A number of different imaging methods have been proposed as possible tools for assessing left ventricular (LV) mechanical dyssynchrony. The aim of this study was to evaluate the usefulness of real-time three-dimensional echocardiography (RT3DE) for studying LV mechanical dyssynchrony. In total, 60 individuals underwent RT3DE, including 10 healthy volunteers, 23 patients with acute ST-segment elevation myocardial infarction and 27 patients with dilated cardiomyopathy. The LV volume was recorded throughout the full cardiac cycle using RT3DE, after which LV mechanical dyssynchrony was determined. The extent of LV mechanical dyssynchrony was characterized using the systolic dyssynchrony index (SDI), which was calculated from the variation in the time required to reach the minimum regional systolic volume in the 16 LV segments analyzed.
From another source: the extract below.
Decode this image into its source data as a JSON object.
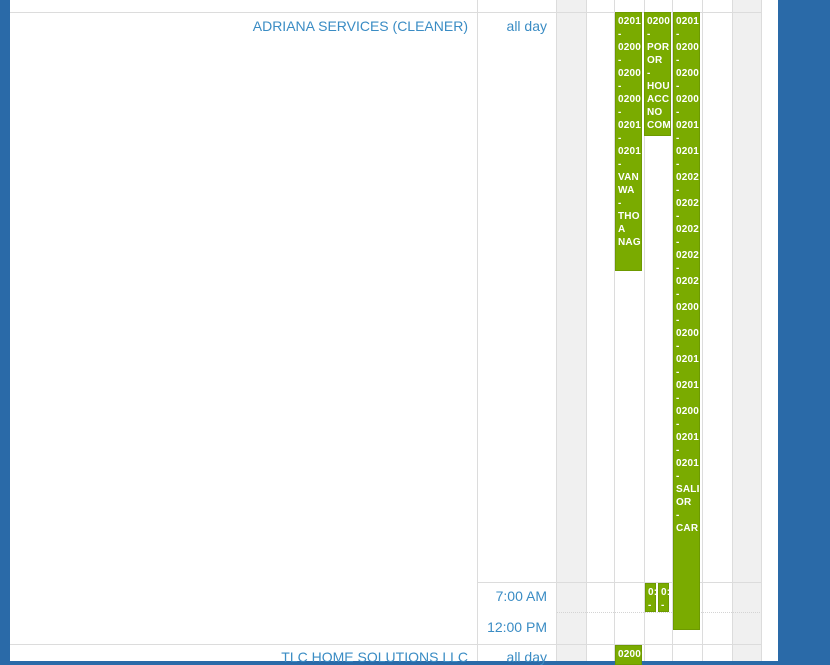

The SDI was significantly higher in patients with dilated cardiomyopathy, at 14.3%+/-7.5% compared with 1.5%+/-0.7% in healthy volunteers and 8.1%+/-7.1% in acute myocardial infarction patients (ANOVA, P< .001). Basal and mid ventricular segments showed the greatest delays. All patients with dilated cardiomyopathy received cardiac resynchronization therapy. In this patient subgroup, the SDI exhibited an immediate significant decrease (to 9.7%+/-6.8%; P< .05) and a progressive decrease during 6 months of follow-up (to 4.9%+/-3.1%; P< .05). The new imaging technique of RT3DE can be used to assess LV mechanical dyssynchrony and is able to identify the LV segments with the greatest time delays.